When the Blanton Museum moved, a loading dock on the east side of the art building was replaced by an attractive and convenient street level entry and the receiving and storing spaces were free to become part of the exhibition space. Celebrated San Antonio, Texas, architects Lake-Flato created open, alive spaces by moving walls, relocating stairs and by removing the drop ceiling to reveal concrete vaulting. Natural light enters the formerly cocooned museum space through a huge protruding window in the south wall.

It was great fun to experience the changes in the museum we once knew so well. The new space is less sophisticated, less gentrified, and more available for experimentation of all kinds of creative works that defy the older categories of art.
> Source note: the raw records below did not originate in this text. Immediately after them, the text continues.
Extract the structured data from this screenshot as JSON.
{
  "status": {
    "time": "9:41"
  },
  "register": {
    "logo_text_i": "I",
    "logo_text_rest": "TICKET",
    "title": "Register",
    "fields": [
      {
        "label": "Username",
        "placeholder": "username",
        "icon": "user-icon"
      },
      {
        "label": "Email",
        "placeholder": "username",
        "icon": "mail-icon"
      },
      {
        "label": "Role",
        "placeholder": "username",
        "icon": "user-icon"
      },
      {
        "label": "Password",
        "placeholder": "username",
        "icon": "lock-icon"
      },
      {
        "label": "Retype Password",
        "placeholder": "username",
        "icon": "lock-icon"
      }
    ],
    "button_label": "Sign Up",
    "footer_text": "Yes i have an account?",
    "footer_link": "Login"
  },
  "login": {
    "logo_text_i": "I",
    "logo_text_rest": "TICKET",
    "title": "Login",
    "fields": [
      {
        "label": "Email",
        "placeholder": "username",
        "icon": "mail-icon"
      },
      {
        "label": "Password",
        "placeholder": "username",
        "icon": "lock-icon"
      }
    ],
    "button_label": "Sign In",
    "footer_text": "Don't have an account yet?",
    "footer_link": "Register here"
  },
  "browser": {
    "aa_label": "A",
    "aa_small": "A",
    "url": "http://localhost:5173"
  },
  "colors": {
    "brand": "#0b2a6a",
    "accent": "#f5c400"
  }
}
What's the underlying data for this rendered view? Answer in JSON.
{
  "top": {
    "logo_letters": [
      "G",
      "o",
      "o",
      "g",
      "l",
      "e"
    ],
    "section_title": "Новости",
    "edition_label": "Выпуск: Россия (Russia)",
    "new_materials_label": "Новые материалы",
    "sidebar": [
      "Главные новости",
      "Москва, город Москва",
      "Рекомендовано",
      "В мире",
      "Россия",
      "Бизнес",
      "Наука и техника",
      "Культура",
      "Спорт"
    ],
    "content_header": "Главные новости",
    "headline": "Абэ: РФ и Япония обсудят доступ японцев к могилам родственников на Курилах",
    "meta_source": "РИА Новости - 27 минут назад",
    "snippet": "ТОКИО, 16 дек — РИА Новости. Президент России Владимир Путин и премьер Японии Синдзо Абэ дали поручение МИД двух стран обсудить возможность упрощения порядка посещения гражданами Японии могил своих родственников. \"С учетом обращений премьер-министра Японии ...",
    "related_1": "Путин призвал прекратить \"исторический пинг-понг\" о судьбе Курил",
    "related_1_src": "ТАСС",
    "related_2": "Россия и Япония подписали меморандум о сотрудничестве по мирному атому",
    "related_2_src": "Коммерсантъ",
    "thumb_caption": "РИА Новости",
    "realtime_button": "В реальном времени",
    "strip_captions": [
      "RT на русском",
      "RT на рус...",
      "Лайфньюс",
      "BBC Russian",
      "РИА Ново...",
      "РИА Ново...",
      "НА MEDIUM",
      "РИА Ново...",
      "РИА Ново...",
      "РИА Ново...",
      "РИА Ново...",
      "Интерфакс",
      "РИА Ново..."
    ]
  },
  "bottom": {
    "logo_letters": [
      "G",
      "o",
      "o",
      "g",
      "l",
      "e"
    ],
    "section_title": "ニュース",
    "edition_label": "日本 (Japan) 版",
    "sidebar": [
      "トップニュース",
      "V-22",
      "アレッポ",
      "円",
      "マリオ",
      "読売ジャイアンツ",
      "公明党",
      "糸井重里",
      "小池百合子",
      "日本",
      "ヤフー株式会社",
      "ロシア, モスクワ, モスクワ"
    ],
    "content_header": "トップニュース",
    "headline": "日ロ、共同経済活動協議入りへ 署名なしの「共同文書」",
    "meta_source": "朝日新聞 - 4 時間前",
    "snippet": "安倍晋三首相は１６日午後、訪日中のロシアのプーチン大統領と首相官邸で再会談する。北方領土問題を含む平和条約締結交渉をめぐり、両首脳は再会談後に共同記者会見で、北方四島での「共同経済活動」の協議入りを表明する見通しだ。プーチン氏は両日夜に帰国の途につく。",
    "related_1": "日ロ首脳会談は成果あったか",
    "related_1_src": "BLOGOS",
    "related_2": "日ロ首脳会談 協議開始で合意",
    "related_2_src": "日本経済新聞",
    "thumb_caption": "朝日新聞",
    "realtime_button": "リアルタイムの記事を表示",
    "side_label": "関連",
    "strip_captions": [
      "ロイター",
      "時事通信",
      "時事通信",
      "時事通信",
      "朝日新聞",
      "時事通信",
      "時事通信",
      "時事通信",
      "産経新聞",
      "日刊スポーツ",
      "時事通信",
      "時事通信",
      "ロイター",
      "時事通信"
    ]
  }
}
With retired Art Education professor, Al Nichol, we were wondering why Max Brooks, the building's original architect, chose to put a drop ceiling under the more interesting vaulting. I was remembering the pretentious circular staircase that took up a huge corner of the exhibition space. Al told us that when the art building was completed in the early 1960s, he was commissioned by Mrs. Brooks to create a painting on the silk gown she wore to the celebration of the opening.

Watch for another impressive renovation. The new arthouse on Congress Avenue will soon be completed. These are two examples of how the visual arts are making marks on the cultural life of our city. Austin, Texas is renowned for its live music, but dance and theater and the visual arts are not far behind. It is past, but I must mention the thrilling performance of Carmina Burana combining the talents of Ballet Austin, the Austin Symphony Orchestra and the Conspirare singers. WOW this has been a wonderful start to fall, U.T. Football excepted!